Few farmers fall into this category, but many of the others are discovering that water rights are a valuable asset. In a move no doubt to be seen many times in the future, California’s Imperial Irrigation District recently agreed to sell unused water to the city of San Diego.

Several methods of storing water are being examined as well. In years where the Interior Department declares a surplus beyond the allocations of the Law of the River - which has happened every year since 1996, says Walsh - officials are examining ways to bank the extra water.

One option under consideration is injecting water underground into an aquifer, where it can sit until needed. Arizona, for example, could cede a portion of its share of river water to California in a dry year and pump stored water out of the aquifer.

“There is a lot of belief that the river is not being used to capacity, but the mechanisms to change that do not exist yet,” he said.

Environmental costs
The cost of exploitation has been the natural state of the river. Dammed, diverted, channeled and filled with polluted agricultural runoff, the Colorado is only a shadow of the wild, twisting river it was at the turn of the century. “It’s a series of lakes; it’s not really a river,” says Tellman.

The damage all this has done has led many parts of the country - places with far less concern about water scarcity - to consider removing dams.

Invasive or exotic species are crowding out indigenous ones. Salt cedars have replaced cottonwood trees along the banks, and the elimination of natural habitat has endangered native species of fish.

But the biggest loser might be the Colorado Delta. Mexico uses its allotment of Colorado water much as its neighbor to the north does - irrigating crops in desert conditions. It, too, uses every drop.

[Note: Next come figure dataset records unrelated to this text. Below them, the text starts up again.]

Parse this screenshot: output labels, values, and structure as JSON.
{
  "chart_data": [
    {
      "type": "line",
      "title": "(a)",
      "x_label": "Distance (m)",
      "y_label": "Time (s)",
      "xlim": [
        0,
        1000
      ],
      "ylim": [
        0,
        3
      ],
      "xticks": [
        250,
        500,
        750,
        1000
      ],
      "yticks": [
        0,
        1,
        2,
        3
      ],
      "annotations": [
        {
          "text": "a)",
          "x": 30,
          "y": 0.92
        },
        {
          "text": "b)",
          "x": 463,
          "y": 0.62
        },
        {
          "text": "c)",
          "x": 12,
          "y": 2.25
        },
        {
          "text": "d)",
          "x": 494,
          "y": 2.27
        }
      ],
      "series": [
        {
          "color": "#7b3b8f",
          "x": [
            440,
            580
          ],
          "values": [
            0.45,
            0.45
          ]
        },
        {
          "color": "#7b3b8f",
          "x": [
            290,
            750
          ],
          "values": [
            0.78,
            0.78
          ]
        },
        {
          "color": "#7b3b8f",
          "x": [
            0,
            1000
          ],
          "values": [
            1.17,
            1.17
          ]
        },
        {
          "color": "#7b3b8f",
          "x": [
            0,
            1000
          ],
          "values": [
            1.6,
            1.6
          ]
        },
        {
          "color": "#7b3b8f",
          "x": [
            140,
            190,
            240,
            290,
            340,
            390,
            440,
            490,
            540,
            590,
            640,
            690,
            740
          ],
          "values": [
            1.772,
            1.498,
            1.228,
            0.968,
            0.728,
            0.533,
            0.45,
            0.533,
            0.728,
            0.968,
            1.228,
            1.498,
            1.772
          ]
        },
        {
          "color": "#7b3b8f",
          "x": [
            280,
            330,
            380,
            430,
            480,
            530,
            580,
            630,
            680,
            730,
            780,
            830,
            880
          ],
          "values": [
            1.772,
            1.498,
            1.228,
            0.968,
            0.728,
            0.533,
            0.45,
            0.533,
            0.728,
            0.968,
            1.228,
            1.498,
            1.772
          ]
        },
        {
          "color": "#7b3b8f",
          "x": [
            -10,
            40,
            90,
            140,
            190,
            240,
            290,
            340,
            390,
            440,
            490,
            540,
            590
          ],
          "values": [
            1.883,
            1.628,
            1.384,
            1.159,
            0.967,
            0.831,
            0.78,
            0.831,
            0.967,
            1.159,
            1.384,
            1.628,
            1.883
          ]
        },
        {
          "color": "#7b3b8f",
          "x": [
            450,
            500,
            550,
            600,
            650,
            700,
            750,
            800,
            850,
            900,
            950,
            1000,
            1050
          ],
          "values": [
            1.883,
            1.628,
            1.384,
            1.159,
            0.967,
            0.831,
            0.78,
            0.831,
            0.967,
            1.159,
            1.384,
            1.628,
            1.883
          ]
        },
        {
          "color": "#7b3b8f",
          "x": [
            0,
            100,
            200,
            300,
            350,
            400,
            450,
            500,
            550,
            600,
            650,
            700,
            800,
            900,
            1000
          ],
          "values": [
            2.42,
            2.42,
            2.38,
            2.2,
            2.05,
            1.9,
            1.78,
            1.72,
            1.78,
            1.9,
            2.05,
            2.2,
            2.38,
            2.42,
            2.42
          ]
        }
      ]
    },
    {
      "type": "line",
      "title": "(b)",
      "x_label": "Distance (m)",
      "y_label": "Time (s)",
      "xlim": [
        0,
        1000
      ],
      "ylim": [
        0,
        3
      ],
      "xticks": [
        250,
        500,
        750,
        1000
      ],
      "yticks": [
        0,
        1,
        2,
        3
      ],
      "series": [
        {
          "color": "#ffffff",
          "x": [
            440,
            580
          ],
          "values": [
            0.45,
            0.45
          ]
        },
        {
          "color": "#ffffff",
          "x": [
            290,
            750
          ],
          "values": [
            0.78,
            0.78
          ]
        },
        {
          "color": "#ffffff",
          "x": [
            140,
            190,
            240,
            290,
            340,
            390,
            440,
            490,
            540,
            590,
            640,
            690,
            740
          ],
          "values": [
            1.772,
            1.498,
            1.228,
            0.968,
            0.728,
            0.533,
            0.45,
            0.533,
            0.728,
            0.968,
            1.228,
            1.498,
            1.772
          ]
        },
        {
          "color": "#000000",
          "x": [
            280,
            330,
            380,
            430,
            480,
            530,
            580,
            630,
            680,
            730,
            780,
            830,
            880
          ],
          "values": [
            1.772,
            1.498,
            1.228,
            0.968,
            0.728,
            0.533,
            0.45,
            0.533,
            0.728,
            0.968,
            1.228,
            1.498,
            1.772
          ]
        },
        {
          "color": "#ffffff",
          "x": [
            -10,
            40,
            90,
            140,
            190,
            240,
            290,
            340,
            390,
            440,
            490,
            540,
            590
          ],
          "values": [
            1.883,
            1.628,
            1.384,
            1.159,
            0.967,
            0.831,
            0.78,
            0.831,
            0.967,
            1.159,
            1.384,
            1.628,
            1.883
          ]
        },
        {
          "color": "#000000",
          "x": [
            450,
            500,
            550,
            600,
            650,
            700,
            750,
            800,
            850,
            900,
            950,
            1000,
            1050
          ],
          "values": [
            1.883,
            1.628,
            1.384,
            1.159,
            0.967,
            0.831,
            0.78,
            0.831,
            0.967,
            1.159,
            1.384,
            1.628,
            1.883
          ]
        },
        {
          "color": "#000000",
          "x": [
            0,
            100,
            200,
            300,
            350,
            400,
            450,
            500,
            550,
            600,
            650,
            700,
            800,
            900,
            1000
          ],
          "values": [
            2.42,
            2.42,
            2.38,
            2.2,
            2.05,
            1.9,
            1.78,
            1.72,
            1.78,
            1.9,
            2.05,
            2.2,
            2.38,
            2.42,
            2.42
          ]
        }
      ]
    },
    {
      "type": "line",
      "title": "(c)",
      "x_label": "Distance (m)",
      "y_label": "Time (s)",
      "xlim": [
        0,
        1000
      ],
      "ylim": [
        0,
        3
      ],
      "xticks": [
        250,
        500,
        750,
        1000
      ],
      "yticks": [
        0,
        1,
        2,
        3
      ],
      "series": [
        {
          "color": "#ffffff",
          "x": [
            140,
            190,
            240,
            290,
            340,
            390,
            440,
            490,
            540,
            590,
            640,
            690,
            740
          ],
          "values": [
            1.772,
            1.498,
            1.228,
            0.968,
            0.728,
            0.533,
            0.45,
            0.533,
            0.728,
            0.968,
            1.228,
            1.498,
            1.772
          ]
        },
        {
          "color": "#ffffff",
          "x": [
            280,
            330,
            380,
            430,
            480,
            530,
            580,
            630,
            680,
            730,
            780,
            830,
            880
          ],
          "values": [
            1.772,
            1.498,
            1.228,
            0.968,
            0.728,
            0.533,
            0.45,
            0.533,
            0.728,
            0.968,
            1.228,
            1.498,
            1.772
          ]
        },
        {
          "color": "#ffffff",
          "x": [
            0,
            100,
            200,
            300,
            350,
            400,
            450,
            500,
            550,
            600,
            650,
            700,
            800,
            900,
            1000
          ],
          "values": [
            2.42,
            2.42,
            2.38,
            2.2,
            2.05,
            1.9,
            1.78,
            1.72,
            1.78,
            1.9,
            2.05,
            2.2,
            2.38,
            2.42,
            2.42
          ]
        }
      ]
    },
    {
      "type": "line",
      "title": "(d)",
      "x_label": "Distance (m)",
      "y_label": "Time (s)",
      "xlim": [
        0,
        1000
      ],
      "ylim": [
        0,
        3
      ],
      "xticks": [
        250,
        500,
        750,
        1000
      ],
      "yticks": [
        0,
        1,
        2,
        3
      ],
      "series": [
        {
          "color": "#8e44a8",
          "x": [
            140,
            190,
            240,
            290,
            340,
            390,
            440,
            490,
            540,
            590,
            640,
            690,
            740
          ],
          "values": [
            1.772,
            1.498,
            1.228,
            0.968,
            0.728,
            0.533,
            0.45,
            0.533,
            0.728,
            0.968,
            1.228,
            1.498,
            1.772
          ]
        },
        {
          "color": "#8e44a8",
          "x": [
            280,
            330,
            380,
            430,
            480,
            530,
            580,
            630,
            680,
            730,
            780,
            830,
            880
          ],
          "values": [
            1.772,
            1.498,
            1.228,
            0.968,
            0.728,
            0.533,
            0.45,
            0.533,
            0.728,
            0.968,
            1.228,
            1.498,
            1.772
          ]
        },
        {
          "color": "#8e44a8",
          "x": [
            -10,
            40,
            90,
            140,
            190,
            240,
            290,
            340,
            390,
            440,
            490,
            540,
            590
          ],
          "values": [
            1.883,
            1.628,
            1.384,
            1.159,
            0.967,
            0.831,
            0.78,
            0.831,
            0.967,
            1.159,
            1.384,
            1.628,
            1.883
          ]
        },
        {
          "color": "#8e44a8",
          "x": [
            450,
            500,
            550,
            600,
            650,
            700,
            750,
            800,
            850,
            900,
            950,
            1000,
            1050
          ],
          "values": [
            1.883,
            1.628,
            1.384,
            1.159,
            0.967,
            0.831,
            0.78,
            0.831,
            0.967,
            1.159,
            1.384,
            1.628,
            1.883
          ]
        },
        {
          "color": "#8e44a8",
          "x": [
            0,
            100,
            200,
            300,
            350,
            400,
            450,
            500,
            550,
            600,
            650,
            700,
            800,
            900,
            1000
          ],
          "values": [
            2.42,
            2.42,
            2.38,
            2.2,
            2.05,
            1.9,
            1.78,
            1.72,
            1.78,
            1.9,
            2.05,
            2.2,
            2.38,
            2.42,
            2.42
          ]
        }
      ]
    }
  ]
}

As a consequence, the river no longer flows to the Gulf of California. What was once a thriving delta ecosystem now does not receive water from the river in a year of normal runoff. The last time that happened was 1993.

Now fed by agricultural runoff from Arizona and the Mexicali Valley, the delta is poisoned by pesticides and salt and starved for fresh water.

What next?
California, already bumping up against the limits of its water supply and anticipating huge growth in the next 20 years, is beginning to revise its use patterns and conservation practices. But Nevada and Arizona still have water to spare and their growth is fueling string economies. Phoenix, at one point, was expanding at the average rate of two acres per hour.

“The idea of curbing or managing growth has not really caught on,” said Benfield. “That suggests that the Southwest is going to continue to grow in the same manner.”

And all those people will need water.

MSNBC’s Dan McFadden is based in Los Angeles.